Who is the president of ANOCA, the African confederation? No one, really. All the work Samaranch did in that continent would seem to have been undone, lost.

Asia? The president is persona non grata. Even though he’s really not. Which everyone knows. But can’t say. 

See BTW ANOC, not ANOCA, and that’s enough Olympic alphabet soup. 

The European Olympic Committees offers a window into the entire structural problem that besets the movement worldwide. The president died in office. So now there’s a power struggle, and nothing is getting done. Good lord. Samaranch would have solved this in two minutes. He would have invited the acting president to Lausanne for pleasantries and “suggested” he become honorary chair for life, or some such thing, and made it plain in no uncertain terms that Spyros Capralos of Greece would be elected, and would you like two sugars in your coffee or none, please?

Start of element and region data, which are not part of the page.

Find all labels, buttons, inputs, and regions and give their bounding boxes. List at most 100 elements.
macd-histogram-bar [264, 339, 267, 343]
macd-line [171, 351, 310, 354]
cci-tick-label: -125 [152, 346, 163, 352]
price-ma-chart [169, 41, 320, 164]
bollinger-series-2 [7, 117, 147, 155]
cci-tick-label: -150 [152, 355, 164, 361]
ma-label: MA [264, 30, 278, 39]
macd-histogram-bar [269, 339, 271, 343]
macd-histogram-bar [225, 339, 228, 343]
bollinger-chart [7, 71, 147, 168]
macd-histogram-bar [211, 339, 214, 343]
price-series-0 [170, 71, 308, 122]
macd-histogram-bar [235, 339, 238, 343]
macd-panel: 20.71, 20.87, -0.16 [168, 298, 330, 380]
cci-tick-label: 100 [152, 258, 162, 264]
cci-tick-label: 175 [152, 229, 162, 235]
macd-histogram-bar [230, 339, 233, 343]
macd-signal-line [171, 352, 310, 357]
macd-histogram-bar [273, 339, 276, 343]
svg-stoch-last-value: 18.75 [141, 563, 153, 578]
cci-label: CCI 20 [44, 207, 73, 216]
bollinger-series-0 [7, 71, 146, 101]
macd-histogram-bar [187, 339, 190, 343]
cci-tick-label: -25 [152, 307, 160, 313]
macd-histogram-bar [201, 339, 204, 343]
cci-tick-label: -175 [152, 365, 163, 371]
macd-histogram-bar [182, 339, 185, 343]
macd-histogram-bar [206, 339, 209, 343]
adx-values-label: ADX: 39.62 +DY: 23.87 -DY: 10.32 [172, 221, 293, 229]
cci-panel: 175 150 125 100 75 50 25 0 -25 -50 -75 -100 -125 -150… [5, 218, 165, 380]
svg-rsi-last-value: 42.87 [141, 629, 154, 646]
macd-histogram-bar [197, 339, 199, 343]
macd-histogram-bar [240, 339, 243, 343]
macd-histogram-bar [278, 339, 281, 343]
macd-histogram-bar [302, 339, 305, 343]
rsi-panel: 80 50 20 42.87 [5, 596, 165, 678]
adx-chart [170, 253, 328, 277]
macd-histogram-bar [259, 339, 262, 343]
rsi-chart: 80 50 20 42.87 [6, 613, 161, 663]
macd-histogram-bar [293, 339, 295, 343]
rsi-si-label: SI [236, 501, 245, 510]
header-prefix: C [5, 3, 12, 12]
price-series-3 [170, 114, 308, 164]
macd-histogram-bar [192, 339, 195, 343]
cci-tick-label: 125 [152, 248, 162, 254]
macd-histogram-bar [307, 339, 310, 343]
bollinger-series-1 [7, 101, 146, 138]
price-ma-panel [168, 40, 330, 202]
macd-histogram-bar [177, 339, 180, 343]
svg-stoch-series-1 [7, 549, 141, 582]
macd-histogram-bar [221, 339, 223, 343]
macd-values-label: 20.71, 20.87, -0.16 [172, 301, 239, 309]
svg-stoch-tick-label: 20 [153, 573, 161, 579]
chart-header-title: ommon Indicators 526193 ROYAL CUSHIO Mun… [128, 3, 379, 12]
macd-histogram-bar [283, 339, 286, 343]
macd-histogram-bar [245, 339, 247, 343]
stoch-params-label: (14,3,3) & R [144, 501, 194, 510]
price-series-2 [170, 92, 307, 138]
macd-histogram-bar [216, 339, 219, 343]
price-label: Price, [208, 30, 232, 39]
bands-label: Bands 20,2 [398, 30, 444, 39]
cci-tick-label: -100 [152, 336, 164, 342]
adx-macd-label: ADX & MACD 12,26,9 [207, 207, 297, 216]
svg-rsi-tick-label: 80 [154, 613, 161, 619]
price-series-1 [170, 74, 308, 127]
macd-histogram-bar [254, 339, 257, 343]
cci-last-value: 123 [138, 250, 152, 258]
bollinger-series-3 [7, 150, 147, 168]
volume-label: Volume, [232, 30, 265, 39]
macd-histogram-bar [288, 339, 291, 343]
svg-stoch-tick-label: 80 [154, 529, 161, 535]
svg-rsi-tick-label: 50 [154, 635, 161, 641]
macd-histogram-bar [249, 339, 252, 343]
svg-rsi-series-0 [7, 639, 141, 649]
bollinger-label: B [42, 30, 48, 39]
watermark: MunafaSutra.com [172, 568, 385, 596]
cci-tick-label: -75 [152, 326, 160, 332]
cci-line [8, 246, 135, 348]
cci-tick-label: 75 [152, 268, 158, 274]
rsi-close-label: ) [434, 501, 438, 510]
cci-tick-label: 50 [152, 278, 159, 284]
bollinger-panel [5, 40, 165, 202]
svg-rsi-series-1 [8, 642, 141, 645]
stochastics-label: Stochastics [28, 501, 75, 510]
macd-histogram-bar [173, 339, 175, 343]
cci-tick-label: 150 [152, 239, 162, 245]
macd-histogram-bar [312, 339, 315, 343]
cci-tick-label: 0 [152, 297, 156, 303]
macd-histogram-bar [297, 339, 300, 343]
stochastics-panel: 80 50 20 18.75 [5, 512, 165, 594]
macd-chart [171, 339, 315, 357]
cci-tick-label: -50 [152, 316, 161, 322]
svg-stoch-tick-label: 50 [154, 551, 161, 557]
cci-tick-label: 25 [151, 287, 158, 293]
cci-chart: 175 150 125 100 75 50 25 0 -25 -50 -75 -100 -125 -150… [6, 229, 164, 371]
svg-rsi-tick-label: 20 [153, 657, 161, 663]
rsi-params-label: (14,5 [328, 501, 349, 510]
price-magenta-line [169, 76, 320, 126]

In Oceania, you have Robin Mitchell and John Coates. Say this about Coates: he is brilliant and without question Bach’s No. 1 get-it-done guy. But this: Coates is 70, Mitchell 74.

The Americas is — OK, let’s focus on the United States. The USOPC is beset by a governance crisis stemming from the Nassar scandal, the NOC president is not an IOC member, its senior leadership has virtually no Games experience, the organization this year underwent a major staff cut because of pandemic and, to underscore its tragic sense of what today’s kids would laughingly call being a tryhard, a recent fundraising campaign raised a whopping $1.4 million for 1,220 athletes in training for Tokyo and Beijing, or $1,163 apiece, which admittedly is better than a sharp stick in the eye but ought to maybe pay the cell phone bill or a couple months’ rent if you’re sharing a house. 

The Olympic committee in the United States had two months to raise money and couldn’t do better than $1.4 million? There are roughly 330 million people across the United States and this campaign attracted 6,000 donors? That’s a response rate of .0018 percent. What adjective would best describe that?

Back to Bach’s op-ed: “The Olympics are a reaffirmation of our shared humanity and contribute to unity in all our diversity,” the last few words an echo of his campaign motto when he ran for IOC president in 2013. He will run again next year, and surely be elected for a four-year term that will take him, and the IOC, to 2025. 

It’s not his fault that he has been presented with the Russian scandals, the all-around mess that was Rio in 2016 and now a global pandemic. All the same — of all men, Bach understands legacy. He learned from Samaranch.

It is not just that Bach should put this crisis to good use. He must. The IOC is at an inflection point in its, and our collective, history. 

As everyone who studies it knows, history is for those who act boldly and decisively, and with imagination. The 21st century is not just waiting. We’re 20 years in. It is now.